Body-worn camera footage showed they ran at him, guns raised and shouting. He was shot after around 15 seconds.
The second eyewitness
The second civilian eyewitness, Jacqueline Squibb, testified that her police statement contained comments she had never made.
Her statement said: “They shouted several times for the man with the gun to put it down or get down... There were several minutes between the warning and the shots fired. I would say no longer than five minutes.”
Asked whether she agreed with the statement, Ms Squibb said she did not.
"They came straight in, got straight out of the car, said it twice – get down, get down – and then shot him twice,” she told jurors.
How the false information came to be in her statement was not explained at the inquest.
Coroner Nadia Persaud announced after the verdict that she would write to the Met seeking assurances that improvements were being made.
She was concerned about the accuracy of information recorded into police computer systems; that three out of four officers’ bodycams had not worked properly; and that an expert testified officers' shift patterns may be affecting their cognitive abilities, as the officer who fired the second shot said he had not heard his colleague’s gunshot or realised Richard was already shot.
Another issue was the storage of biological material - the inquest heard samples from Richard’s body were not sent for toxicological testing until a year after he died.
Of the coroner’s plan, Melissa said: “I don’t think it’s enough. I intend to pursue it more.
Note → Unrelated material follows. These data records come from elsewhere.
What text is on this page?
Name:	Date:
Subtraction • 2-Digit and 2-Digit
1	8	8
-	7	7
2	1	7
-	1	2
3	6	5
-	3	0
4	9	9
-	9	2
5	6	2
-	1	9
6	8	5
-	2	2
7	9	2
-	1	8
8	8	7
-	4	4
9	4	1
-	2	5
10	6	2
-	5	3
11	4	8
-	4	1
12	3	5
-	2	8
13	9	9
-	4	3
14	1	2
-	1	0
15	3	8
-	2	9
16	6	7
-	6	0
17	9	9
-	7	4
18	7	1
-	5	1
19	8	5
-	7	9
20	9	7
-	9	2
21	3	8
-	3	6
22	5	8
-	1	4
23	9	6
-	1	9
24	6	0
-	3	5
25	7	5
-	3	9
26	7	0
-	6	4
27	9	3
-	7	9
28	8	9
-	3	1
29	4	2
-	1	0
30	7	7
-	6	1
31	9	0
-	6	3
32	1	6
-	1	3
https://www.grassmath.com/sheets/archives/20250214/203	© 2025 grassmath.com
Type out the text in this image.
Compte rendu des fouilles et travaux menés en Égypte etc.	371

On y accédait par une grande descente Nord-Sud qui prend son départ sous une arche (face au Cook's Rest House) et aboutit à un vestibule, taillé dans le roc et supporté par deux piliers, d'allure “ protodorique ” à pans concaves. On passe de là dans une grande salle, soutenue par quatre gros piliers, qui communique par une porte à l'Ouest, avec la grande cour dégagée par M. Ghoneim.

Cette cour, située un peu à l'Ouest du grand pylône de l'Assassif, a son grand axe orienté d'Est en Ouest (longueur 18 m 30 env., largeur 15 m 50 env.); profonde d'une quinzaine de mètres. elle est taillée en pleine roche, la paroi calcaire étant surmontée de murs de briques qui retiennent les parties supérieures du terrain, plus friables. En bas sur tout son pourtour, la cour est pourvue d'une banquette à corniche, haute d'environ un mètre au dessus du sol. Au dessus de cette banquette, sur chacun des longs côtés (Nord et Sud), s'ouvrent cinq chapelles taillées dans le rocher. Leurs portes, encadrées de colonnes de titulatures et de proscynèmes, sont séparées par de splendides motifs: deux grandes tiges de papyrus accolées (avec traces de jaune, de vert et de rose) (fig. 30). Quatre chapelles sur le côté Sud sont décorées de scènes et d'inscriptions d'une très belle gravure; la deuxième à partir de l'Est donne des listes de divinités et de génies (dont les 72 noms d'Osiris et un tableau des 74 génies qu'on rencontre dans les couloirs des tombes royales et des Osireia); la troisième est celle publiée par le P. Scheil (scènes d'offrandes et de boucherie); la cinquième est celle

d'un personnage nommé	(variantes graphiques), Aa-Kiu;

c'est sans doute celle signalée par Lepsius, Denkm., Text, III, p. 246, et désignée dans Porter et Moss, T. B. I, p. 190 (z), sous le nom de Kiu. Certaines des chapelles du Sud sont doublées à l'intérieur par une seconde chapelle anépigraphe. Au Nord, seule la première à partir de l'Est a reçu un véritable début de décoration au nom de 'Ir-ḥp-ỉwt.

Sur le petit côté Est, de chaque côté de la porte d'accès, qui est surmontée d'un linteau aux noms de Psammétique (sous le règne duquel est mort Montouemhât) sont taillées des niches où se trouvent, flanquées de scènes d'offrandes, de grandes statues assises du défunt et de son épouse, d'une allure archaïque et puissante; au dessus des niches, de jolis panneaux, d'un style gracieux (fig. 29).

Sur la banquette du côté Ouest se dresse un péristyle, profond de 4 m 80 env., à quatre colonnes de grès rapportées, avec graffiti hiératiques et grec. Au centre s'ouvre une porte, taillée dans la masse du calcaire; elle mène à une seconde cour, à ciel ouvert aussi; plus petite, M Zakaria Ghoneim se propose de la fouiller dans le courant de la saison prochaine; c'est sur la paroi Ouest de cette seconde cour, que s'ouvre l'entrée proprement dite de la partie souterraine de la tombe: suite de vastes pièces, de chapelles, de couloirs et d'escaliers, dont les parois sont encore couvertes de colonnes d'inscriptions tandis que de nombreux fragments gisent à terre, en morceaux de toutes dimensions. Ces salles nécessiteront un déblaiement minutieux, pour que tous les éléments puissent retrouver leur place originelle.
I feel like a lot of it’s been brushed under the carpet.”
A Met Police spokesperson said: “We are aware of the coroner’s intention to raise four concerns with the Met following the conclusion of the inquest.
“Once received, the Met will act accordingly to address any issues raised and any learnings will be recorded and acted upon.”
Commander Kyle Gordon, from the specialist firearms command, said officers had “no choice other than to use force” in "challenging circumstances".
He offered his “deepest condolences” to Richard’s family, adding: "Based on the information available to them on April 9, 2018, my colleagues deployed with an honestly held belief that Mr Cottier had a working firearm in his possession.
“As the public rightly expect, they attended the scene and put themselves in harm’s way to ensure the public’s safety.
“My colleagues that met Mr Cottier that morning acted in accordance with both their training and my expectations."